The use of "chronically" to describe the way people might keep these
cathedrals open adds to the sense that the speaker sees this possibility
as regrettable, but not unrealistic. He is doubtless aware that, after all,
such museums of religious artifacts already exist, and some cathedrals
already have gift shops.
In the first stanza, he notes that the church has a musty odor that has
been brewing "God knows how long." The church is already painfully
old, and getting older with each passing Sunday service. He reads the
lesson from the lectern and pronounces "Here endeth" too loudly. This
"Here endeth," echoing in the empty church, emphasizes the old-
fashioned language of the church and also its literal end. Speculating on
the future of the church, as weeks pass and the weeds and brambles
overgrow the building, also stresses the passage of time.
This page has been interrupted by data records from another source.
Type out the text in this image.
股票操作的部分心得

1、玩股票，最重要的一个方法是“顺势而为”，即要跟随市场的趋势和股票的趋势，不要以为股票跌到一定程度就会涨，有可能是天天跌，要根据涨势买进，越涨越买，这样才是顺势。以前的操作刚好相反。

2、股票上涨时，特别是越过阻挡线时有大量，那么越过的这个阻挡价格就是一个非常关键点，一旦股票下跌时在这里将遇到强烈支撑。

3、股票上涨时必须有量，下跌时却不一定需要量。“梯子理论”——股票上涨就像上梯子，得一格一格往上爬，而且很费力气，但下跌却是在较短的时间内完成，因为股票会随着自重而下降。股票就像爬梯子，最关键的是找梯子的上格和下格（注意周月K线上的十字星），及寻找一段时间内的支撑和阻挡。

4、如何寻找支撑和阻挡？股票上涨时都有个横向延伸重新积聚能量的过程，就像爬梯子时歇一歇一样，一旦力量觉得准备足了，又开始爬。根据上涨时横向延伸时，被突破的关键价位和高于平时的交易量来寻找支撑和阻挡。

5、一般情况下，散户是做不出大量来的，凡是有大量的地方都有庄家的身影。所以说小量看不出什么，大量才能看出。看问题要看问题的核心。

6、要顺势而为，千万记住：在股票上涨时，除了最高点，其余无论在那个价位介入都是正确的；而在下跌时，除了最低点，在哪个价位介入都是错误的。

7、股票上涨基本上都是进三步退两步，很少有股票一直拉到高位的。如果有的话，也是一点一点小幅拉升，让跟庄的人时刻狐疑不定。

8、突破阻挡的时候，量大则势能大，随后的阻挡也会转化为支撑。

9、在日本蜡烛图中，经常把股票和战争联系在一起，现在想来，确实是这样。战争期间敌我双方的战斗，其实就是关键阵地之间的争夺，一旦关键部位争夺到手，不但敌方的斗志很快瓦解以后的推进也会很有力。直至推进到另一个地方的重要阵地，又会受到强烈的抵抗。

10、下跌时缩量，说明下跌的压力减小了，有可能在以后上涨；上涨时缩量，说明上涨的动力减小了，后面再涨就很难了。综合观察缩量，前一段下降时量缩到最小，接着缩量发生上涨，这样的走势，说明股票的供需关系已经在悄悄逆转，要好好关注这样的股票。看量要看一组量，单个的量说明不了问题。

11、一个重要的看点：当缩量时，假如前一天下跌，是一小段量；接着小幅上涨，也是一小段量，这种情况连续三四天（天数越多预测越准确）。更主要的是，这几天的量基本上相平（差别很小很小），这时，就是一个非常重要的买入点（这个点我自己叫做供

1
He imagines
churches falling "completely out of use," maintained only to display
artifacts or support superstitions that themselves "must die."
The speaker's mind jumps easily from the decline of the church and the
religion it represents to his own decline, and death, as time passes.
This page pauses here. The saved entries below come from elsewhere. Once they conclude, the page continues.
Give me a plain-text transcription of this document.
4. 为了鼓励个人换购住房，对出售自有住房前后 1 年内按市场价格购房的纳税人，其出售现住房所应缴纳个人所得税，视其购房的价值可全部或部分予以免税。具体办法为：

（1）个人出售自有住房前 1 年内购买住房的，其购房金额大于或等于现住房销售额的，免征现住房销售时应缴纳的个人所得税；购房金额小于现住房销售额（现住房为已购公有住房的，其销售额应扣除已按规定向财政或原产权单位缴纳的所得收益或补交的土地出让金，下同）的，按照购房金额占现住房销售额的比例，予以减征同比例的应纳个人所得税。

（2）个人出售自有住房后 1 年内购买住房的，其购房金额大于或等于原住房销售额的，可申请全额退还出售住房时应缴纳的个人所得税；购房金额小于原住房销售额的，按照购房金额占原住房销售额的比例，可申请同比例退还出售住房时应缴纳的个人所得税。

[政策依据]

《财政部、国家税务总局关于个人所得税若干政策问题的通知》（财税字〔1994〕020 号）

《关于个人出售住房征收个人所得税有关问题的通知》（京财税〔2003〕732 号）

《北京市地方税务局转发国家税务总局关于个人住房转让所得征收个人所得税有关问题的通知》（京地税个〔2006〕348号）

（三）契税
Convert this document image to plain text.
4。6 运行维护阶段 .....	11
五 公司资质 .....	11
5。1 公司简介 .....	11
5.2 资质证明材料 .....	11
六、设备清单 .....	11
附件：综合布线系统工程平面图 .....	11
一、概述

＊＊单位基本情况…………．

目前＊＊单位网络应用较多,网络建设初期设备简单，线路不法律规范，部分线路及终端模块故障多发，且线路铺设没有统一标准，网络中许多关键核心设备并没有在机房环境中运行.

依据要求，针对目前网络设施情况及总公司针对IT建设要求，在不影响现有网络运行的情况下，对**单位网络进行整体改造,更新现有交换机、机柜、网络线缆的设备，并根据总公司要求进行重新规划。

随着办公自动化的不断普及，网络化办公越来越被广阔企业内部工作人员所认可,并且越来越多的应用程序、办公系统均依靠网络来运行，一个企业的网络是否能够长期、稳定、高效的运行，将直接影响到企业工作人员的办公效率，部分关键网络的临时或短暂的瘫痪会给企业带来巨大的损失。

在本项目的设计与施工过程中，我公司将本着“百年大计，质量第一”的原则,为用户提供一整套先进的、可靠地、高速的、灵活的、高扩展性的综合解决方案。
Stanza 6 is characterized by the awareness of death; the last line
suggests that wisdom comes from close proximity to death. The shift
seems appropriate; religious practice and belief include coming to
terms with death.
A Serious Hunger
From the earliest lines of the poem, the speaker has a question—why
does he, a nonreligious person, regularly stop in churches? This church
is "another" church, into which the speaker has ventured. Part of him
feels it is a waste of time: "the place was not worth stopping for." Yet,
even as he thinks this, he admits he "often" stops and always end up
feeling "at a loss." He stops and goes into these churches irrationally
and compulsively, not for any reason he can name.
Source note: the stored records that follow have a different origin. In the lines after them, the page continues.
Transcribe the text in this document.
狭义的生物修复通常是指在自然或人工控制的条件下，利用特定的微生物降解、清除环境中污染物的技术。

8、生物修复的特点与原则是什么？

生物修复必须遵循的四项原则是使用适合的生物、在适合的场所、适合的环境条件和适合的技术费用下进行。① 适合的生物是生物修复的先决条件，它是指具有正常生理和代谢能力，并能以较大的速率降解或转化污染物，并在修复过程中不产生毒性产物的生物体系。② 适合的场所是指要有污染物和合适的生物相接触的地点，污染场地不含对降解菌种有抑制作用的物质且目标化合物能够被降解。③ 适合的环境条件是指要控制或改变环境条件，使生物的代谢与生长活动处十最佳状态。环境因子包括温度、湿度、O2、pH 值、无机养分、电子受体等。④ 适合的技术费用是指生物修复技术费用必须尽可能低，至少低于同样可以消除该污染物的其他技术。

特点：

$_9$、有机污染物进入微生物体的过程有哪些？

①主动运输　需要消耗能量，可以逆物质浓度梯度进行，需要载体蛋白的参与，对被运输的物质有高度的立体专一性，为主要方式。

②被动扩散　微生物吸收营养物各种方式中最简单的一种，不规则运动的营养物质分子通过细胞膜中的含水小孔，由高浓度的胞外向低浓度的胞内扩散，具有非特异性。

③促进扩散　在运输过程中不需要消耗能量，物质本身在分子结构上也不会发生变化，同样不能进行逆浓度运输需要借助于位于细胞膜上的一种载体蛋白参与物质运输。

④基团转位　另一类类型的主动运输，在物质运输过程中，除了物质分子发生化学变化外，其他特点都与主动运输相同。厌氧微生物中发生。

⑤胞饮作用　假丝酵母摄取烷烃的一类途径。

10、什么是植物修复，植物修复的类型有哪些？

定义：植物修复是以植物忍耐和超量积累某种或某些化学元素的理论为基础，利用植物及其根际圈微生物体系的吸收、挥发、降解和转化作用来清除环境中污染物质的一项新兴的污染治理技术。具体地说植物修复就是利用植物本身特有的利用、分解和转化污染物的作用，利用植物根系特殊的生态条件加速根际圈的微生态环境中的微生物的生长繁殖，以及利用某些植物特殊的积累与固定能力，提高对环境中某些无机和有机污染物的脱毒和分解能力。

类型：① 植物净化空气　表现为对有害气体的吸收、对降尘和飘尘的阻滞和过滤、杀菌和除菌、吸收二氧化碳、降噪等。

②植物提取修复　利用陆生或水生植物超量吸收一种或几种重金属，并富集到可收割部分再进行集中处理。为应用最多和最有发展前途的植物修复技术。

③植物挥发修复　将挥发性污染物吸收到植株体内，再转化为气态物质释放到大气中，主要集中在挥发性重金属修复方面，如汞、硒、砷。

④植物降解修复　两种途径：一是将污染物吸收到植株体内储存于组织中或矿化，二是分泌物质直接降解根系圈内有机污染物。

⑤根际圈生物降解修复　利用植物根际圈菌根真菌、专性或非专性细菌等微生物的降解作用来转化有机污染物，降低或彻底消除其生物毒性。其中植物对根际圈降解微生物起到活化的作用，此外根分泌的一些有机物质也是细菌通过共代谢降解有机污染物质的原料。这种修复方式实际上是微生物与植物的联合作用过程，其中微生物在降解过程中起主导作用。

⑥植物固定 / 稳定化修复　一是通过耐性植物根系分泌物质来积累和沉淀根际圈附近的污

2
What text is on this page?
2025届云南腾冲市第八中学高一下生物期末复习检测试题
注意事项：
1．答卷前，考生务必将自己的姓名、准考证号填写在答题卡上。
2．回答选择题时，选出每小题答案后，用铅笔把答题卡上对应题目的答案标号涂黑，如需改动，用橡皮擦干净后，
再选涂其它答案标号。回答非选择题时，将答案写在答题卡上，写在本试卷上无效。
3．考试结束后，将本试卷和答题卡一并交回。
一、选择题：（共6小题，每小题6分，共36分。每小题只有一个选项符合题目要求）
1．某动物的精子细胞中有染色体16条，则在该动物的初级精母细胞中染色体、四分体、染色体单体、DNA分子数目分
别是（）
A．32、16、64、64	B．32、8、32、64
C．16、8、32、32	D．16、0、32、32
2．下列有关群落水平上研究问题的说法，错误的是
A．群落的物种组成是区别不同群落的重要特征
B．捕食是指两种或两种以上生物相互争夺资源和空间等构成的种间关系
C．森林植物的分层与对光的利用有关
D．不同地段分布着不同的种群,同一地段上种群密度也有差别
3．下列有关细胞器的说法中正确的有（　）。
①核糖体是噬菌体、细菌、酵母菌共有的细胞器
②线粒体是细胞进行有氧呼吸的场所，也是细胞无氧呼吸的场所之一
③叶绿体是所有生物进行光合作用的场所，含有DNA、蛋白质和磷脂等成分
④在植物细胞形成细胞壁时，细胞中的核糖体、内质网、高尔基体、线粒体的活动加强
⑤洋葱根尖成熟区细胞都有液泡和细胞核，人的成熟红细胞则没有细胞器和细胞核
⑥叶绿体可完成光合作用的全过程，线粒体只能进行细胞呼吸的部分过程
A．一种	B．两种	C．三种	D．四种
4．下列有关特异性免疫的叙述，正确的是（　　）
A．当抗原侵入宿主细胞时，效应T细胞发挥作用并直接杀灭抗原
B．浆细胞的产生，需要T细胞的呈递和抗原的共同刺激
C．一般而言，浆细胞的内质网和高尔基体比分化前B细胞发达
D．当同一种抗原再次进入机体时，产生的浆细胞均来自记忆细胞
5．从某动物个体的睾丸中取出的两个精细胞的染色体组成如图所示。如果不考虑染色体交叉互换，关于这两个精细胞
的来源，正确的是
In the last few stanzas, he begins to put words to the reason for his
compulsion. He notes that the church is a "serious house on serious
earth." It is a place where human compulsions—perhaps even his own
compulsion to visit old churches—are seen as the workings of destiny.
A sense of destiny gives meaning and purpose to human desires and
needs. He is surprised to discover the "hunger to be more serious" in
himself, yet he sees it as a human hunger. Ultimately, confronting this
hunger for seriousness in himself and realizing it is tied to his
compulsion to visit churches is the point of the poem. Despite the
inevitable obsolescence of religion, there is a human hunger for
purpose and meaning behind religion.
2)
Question :Is social awareness and important concern to
Seamus Heaney in his poetry? Justify your answer?
Answer :
While social concerns appear in some of Seamus Heaney’s
poems, such concerns are not as strongly emphasized as they
are in the works of various other poets. Indeed, Heaney has
been criticized for not being more politically engaged and has
had to defend himself against such criticism. If the random
sampling of thirty or so of some of Heaney’s best-know poems
at poemfinder.com is any indication, a surprisingly small
portion of his work seems overtly and emphatically engaged
with social problems or political topics. This is especially
surprising because he is a Catholic from largely-Protestant
Northern Ireland, where political and religious tensions have
often been very great and very violent.